I hired one once and was taken for a checkout by an instructor I think highly of. He truncated it into two circuits with a late go-around on the first one. He briefed that by saying there’s only one thing you need to know about this aircraft – what happens when you go to full power on final with full flap. He had me do it, watched me sweat for a moment, said “get the idea?” and that was it. Some learning points really stick, and that was one of them.

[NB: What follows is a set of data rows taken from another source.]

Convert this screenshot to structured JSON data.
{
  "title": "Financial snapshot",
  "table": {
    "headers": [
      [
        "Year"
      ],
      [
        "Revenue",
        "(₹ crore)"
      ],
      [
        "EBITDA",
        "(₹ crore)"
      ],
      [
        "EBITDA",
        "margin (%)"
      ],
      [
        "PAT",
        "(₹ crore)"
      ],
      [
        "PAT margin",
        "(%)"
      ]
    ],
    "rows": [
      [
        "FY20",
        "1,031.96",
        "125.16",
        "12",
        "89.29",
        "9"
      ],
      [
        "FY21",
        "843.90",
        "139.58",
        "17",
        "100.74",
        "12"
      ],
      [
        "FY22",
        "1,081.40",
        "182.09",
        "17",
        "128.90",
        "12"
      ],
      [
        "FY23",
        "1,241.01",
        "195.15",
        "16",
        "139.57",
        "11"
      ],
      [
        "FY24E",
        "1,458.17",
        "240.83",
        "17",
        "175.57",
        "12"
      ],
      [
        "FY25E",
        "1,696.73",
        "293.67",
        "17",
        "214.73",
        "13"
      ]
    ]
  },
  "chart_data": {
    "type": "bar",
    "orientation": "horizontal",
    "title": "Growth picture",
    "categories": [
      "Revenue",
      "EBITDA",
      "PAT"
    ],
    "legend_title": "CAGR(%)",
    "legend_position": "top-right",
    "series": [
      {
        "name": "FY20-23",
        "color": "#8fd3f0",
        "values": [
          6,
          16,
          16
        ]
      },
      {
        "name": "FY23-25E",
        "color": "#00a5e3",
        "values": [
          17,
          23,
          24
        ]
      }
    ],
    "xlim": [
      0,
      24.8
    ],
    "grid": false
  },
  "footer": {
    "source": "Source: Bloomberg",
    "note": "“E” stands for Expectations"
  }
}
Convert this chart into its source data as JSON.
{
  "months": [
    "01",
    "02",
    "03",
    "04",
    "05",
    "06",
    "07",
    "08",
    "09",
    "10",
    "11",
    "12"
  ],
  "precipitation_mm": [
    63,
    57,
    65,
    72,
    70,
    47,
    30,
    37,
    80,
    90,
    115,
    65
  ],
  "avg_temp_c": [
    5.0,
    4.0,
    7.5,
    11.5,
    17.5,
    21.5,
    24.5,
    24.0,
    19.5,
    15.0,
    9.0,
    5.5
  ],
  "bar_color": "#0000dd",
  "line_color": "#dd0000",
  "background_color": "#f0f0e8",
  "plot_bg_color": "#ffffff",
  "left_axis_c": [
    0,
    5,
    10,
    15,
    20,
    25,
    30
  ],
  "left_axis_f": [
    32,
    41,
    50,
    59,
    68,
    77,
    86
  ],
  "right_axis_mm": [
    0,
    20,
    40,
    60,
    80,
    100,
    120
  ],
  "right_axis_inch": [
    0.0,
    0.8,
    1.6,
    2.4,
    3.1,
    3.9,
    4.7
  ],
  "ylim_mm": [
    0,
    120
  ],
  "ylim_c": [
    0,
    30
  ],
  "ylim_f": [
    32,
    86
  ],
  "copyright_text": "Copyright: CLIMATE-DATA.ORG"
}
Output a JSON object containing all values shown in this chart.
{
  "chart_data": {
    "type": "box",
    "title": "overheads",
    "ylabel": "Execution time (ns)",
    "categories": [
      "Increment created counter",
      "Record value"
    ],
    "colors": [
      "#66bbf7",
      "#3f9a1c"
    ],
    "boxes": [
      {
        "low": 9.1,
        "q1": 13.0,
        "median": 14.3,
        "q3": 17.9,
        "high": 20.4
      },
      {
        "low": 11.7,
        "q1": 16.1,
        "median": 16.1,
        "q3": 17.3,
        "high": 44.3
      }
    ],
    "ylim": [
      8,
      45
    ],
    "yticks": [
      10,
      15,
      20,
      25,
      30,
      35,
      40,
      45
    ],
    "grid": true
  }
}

It is exaggerated by the fact that, for ease of landings, one really wants a fair bit of back trim on short final. Very early in my training I was struggling to land with any finesse and the instructor realised I was working against strong control forces in the flare. More back trim was the prescription, and the problem was solved.

EGLM & EGTN

I got my PPL in a 172. As far as I can remember it was 80 knots (mph?) on final and 80 knots on climb out. On final it was trimmed for this speed, and while a full power will get the nose high, I cannot remember it was anything like the nose high in that video. Could it be that he was “trimming” his flare? Or he had it trimmed way up “just in case”?

The elephant is the circulation
ENVA ENOP ENMO, Norway

The C172 POH says 55-65 KIAS landing speed for a normal landing and specifies 60 KIAS for a short field landing.

I guess it depends what you mean by ‘landing speed’ – speed into the flare, over the hedge, or all the way down final. The POH does not specify. It seems unnecessarily slow to do that all the way down final, but of course as a student you’re given an approach speed and taught to establish that as soon as you’re on final.

Last Edited by Graham at 05 Dec 12:31
EGLM & EGTN

80 knots is above a 172 full flap approach speed, 65 knots with 55 knots at the threshold

Oxford (EGTK), United Kingdom

Actually these are for max landing weight. 55 at flare works well if just solo or 2 with la bit of fuel. 1.3Vs is 52kn…

LFMD, France

You better refer to the POH of the exact variant of the 172 you are flying. The manual of the F172P I’m usually flying states stall speed at flaps 30 is 33. Also, at that speed IAS and CAS only have in common that they are both positive values, the difference between both can be almost 20 knots close to the stall.

Thinking of stalls in the 172 it actually makes me wonder why it came down with the nose first in the video. When I practiced them in the 172 it dropped neither the nose nor a wing.

EDQH, Germany

Clipperstorch wrote:

Thinking of stalls in the 172 it actually makes me wonder why it came down with the nose first in the video. When I practiced them in the 172 it dropped neither the nose nor a wing.

If you stall a 172 with precision, it’ll mush and nose down wings level, because not all of the wing has stalled, just enough that between the two wings equally, they can no longer support the weight of the plane (this is where G becomes a factor too). The 172 in the video spun, so one wing suddenly lost all lift. That wing will then certainly drop, as will the nose.